Geometry Wars

Geometry Wars 3 remade within the Overlord Engine.

Playthrough video demonstrating the gameplay and highlighting all the features:

Custom HDR pipeline

The Overlord engine didn’t have a HDR pipeline, so I edited the engine to make use of a HDR pipeline. Although it was my first time doing anything with HDR, it was still fairly easy to get started with once I had a basic understanding of how it works. LearnOpenGL.com proved to be a very useful resource to understand the “theory” behind it. The main reason why I wanted to get HDR up and running was so that I could add bloom to the game. What would Geometry Wars be without any bloom, right?

Quick note: even though I’m utilizing an HDR pipeline, the renderer is by no means a PBR one. The game only uses simple shapes and colors, so it wasn’t even necessary at all.

Tonemapping

To bring the rendered HDR result back to a 0-1 range, I utilized a simple exposure/gamma-based tonemapping pass, mainly to keep everything simple but also so that I could easily adjust the exposure at runtime, instead of having to re-launch the game every time I adjusted it.
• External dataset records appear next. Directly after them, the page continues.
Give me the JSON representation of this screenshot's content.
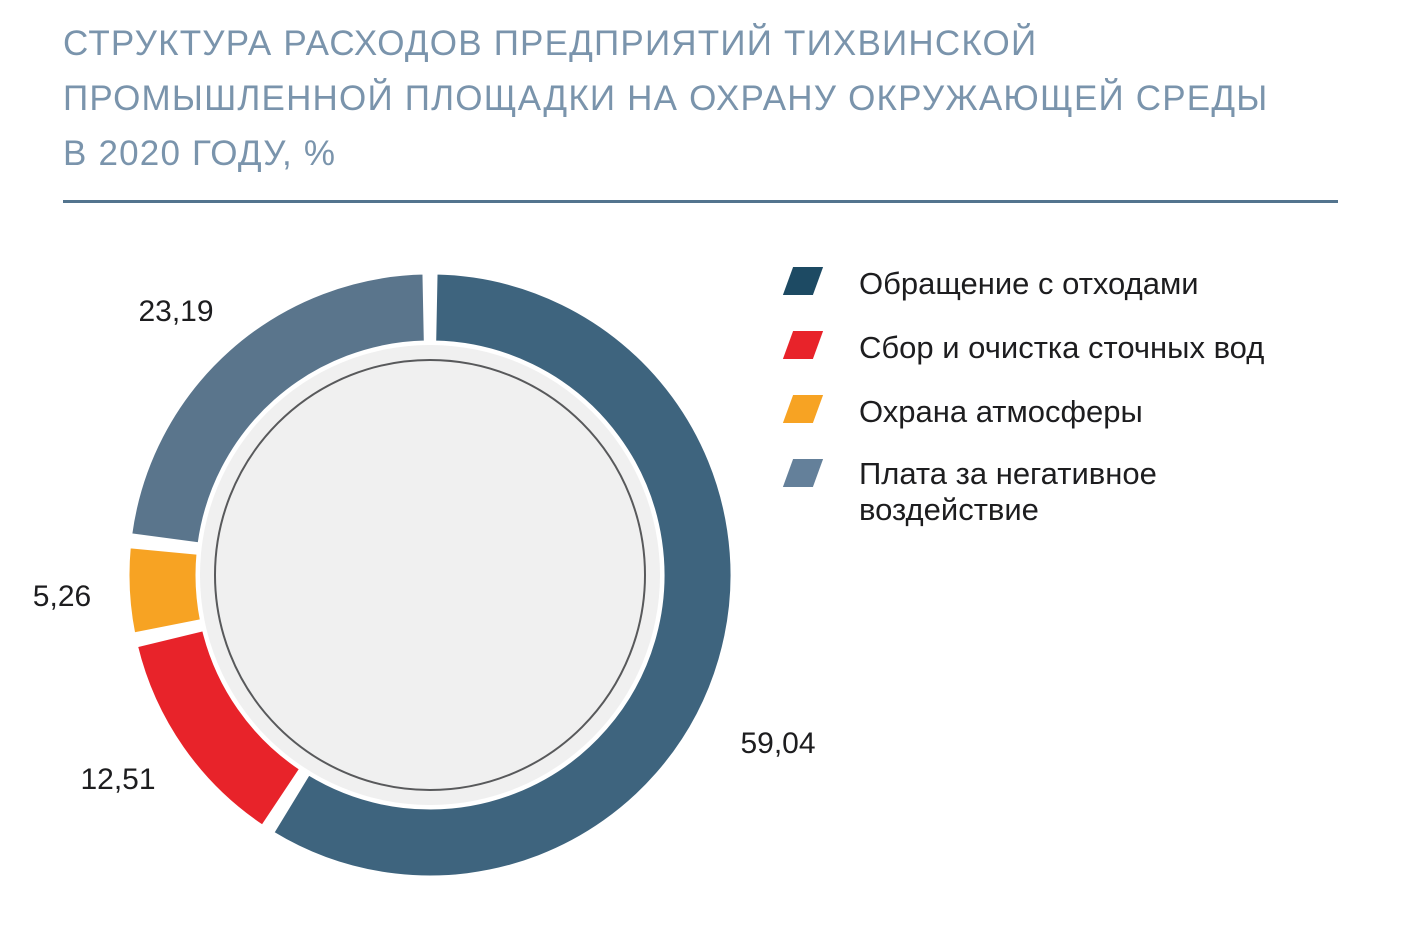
{
  "title": {
    "full": "СТРУКТУРА РАСХОДОВ ПРЕДПРИЯТИЙ ТИХВИНСКОЙ ПРОМЫШЛЕННОЙ ПЛОЩАДКИ НА ОХРАНУ ОКРУЖАЮЩЕЙ СРЕДЫ В 2020 ГОДУ, %",
    "lines": [
      "СТРУКТУРА РАСХОДОВ ПРЕДПРИЯТИЙ ТИХВИНСКОЙ",
      "ПРОМЫШЛЕННОЙ ПЛОЩАДКИ НА ОХРАНУ ОКРУЖАЮЩЕЙ СРЕДЫ",
      "В 2020 ГОДУ, %"
    ]
  },
  "chart_data": {
    "type": "pie",
    "subtype": "donut",
    "unit": "%",
    "start_angle_deg": 0,
    "direction": "clockwise",
    "legend_position": "right",
    "slices": [
      {
        "label": "Обращение с отходами",
        "value": 59.04,
        "display": "59,04",
        "color": "#3E647E",
        "legend_color": "#1D4A63"
      },
      {
        "label": "Сбор и очистка сточных вод",
        "value": 12.51,
        "display": "12,51",
        "color": "#E8232A",
        "legend_color": "#E8232A"
      },
      {
        "label": "Охрана атмосферы",
        "value": 5.26,
        "display": "5,26",
        "color": "#F7A323",
        "legend_color": "#F7A323"
      },
      {
        "label": "Плата за негативное воздействие",
        "value": 23.19,
        "display": "23,19",
        "color": "#5A758C",
        "legend_color": "#64809A"
      }
    ]
  },
  "colors": {
    "background": "#FFFFFF",
    "title_text": "#7A94AC",
    "title_rule": "#53748E",
    "slice_label_text": "#1D1D1F",
    "inner_disc": "#F0F0F0",
    "inner_circle_line": "#58595B"
  }
}
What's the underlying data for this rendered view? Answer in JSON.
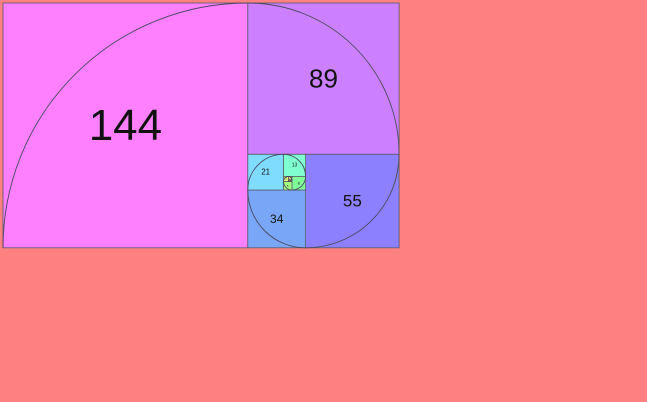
{
  "squares": [
    {
      "label": "144",
      "color": "#ff80ff"
    },
    {
      "label": "89",
      "color": "#cc80ff"
    },
    {
      "label": "55",
      "color": "#8c80ff"
    },
    {
      "label": "34",
      "color": "#7aa6f8"
    },
    {
      "label": "21",
      "color": "#80dcff"
    },
    {
      "label": "13",
      "color": "#80ffd0"
    },
    {
      "label": "8",
      "color": "#80ff9a"
    },
    {
      "label": "5",
      "color": "#a8ff80"
    },
    {
      "label": "3",
      "color": "#e6ff80"
    },
    {
      "label": "2",
      "color": "#ffe680"
    },
    {
      "label": "1",
      "color": "#ffb380"
    },
    {
      "label": "1",
      "color": "#ff8080"
    }
  ],
  "frame_color": "#ff8080"
}
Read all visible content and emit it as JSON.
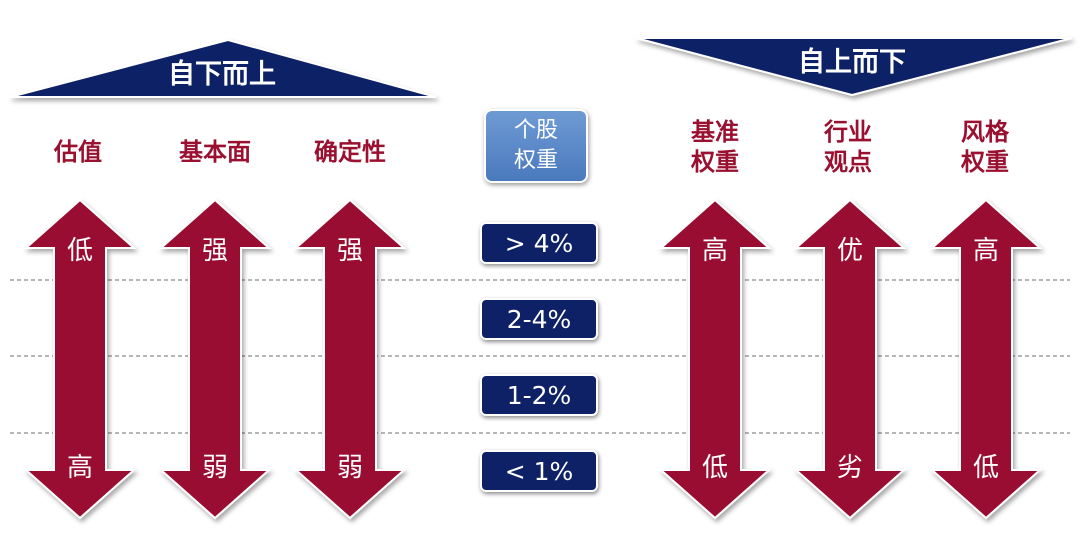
{
  "bottom_up": {
    "title": "自下而上",
    "columns": [
      {
        "label": "估值",
        "top": "低",
        "bottom": "高"
      },
      {
        "label": "基本面",
        "top": "强",
        "bottom": "弱"
      },
      {
        "label": "确定性",
        "top": "强",
        "bottom": "弱"
      }
    ]
  },
  "center": {
    "header": "个股\n权重",
    "weights": [
      "> 4%",
      "2-4%",
      "1-2%",
      "< 1%"
    ]
  },
  "top_down": {
    "title": "自上而下",
    "columns": [
      {
        "label": "基准\n权重",
        "top": "高",
        "bottom": "低"
      },
      {
        "label": "行业\n观点",
        "top": "优",
        "bottom": "劣"
      },
      {
        "label": "风格\n权重",
        "top": "高",
        "bottom": "低"
      }
    ]
  },
  "colors": {
    "arrow": "#9a1030",
    "banner": "#0f2166",
    "weight_box": "#0f2166",
    "header_box": "#5b8ac9",
    "label": "#9a1030"
  }
}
You can see the pixel shader that does the tonemapping below:

float4 PS(PS_INPUT input) : SV_Target
{
    const float gamma = 2.2f;
    float3 hdrColor = gTexture.Sample(samPoint, input.TexCoord).rgb;
    float3 bloomColor = gBloomTexture.Sample(samPoint, input.TexCoord).rgb;
    hdrColor += bloomColor;

    // exposure tone mapping
    float3 mapped = float3(1.0f, 1.0f, 1.0f) - exp(-hdrColor * gExposure);
    mapped = pow(mapped, float3(1.0f / gamma, 1.0f / gamma, 1.0f / gamma));

    return float4(mapped, 1.0f);
}

Bloom

After the scene is done rendering, the post-process effects kick off. First of all, the bloom cutout pass is started, which outputs a full-screen texture that only hold the pixels that have a brightness of higher than 1. This is then passed on to a multi-pass Gaussian blur to get a nice blur effect. At first I tried blurring with a simple single-pass blur, but the result didn’t quite look that great so it quickly made me switch to the Gaussian blur. The performance impact was barely noticeable as well so it was a bit of a no-brainer.

After the blurring is done, the result gets sent to the final pass of the bloom post-process, which blends the blurred image with the tonemapped image.